Real Ear Measurement
At the end of your hearing test, we’ll talk with you about your results and discuss your options for hearing aids. Not all hearing aids are appropriate for all types of hearing loss or lifestyles. We want to make sure you get a set of hearing aids that you’ll want to wear!
Depending on the type of hearing aids you choose, you may be able to walk out of our office wearing them the same day you take your hearing test, or it may take some time to create a custom earmold. In either case, the next step will be programming your hearing aids for your specific hearing loss.
As an initial starting point, we’ll program your hearing aids using the results of your comprehensive hearing evaluation. Manufacturers have specific guidelines for how to do this, but it doesn’t always work perfectly. There are minor differences between individual hearing aids, and every person has a unique ear canal shape.
These differences in the shapes of our ears can mean that the sound that reaches your eardrum may be very different from the sound that comes out of the hearing aid. This is part of the reason why your hearing test results only provide a starting point for programming. Typically, we start asking questions about how your hearing aids are sounding to you right away, and we adjust the program to better fit your needs.
Where Does Real Ear Measurement Come In?
Real Ear Measurement (REM) provides one more objective step on the way toward getting your programming just right. Ultimately, what matters is that your hearing aids sound good to you, but it is easier to reach that point when REM helps us to know better where we’re starting from.

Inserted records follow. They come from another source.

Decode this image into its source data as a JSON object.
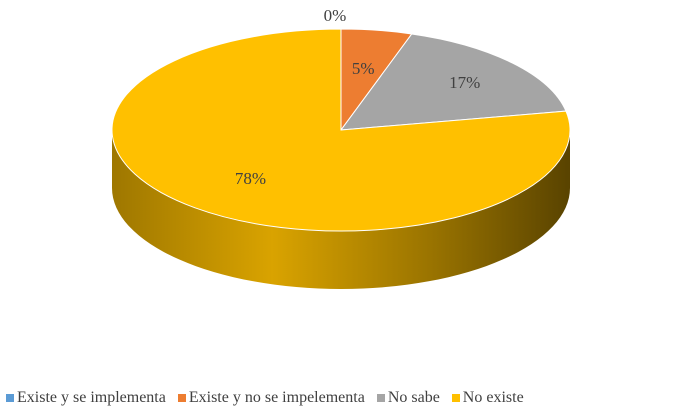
{
  "chart_data": {
    "type": "pie",
    "title": "",
    "categories": [
      "Existe y se implementa",
      "Existe y no se impelementa",
      "No sabe",
      "No existe"
    ],
    "values": [
      0,
      5,
      17,
      78
    ],
    "data_labels": [
      "0%",
      "5%",
      "17%",
      "78%"
    ],
    "colors": [
      "#5B9BD5",
      "#ED7D31",
      "#A5A5A5",
      "#FFC000"
    ],
    "legend_position": "bottom",
    "style": "3d"
  }
}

As we said, the problem with simply programming your hearing aids based on your hearing test is that the sound that reaches your eardrum is very often different from the sound coming out of the hearing aid. What’s more, the sound coming out of the hearing aid may be a little different from what should be expected, based on the program.

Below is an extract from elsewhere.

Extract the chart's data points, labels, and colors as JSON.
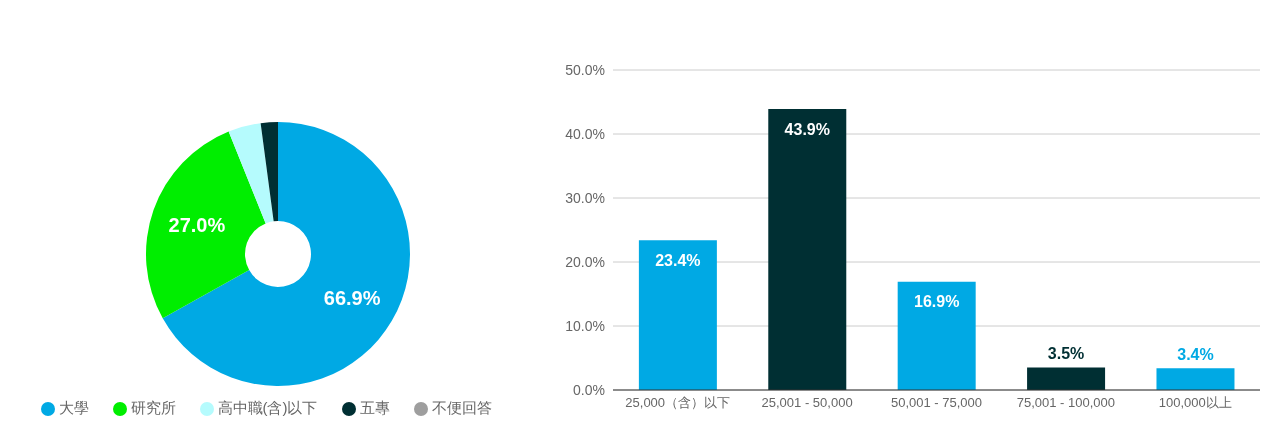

REM allows us to measure the sound from your hearing aids—in your ear canal—right next to your eardrum! A tiny microphone on an incredibly thin wire is placed in your ear, and then your hearing aid is inserted. Now we can actually measure the sound that is reaching your eardrum from your hearing aids.
Using this measurement, we can adjust the programming of your hearing aids not to a spec sheet, but to the actual sound that is reaching your eardrum. This means that, when we start asking you how everything is sounding, we are starting from perfect correction based on your hearing test.
We hear as much with our brains as we do with our ears. Perfect correction may be good for some people, while others may find it uncomfortable—at least at first. At the end of the day, the best programming for your hearing aids is the one that makes you want to wear them! But by starting from a level of amplification that is truly in line with the results of your hearing test, we are much more likely to reach that point faster, since we can rule out inaccurate correction right from the start.
Real Ear Measurement and Audio Reality™
REM is the best way to ensure accurate sound reproduction at the level of the eardrum, while Audio Reality™ is the best way to ensure accurate sound reproduction at the level of the brain. All too often, patients leave a hearing instrument specialist’s office and immediately realize that their hearing aids don’t sound right.
That’s because what we hear in the clinical environments of these offices does not match the kinds of sonic environments we encounter in the real world. Audio Reality™ is a system that we developed at Gulf Gate Hearing Aid Center to counteract this problem. Using a large TV and a 5.1 surround system, we recreate the kinds of environments you’ll encounter out in the world to ensure that your hearing aids will handle all the hectic soundscapes you’ll ever need to navigate.
REM and Audio Reality™ are just two of the ways we make sure your hearing needs are thoroughly met!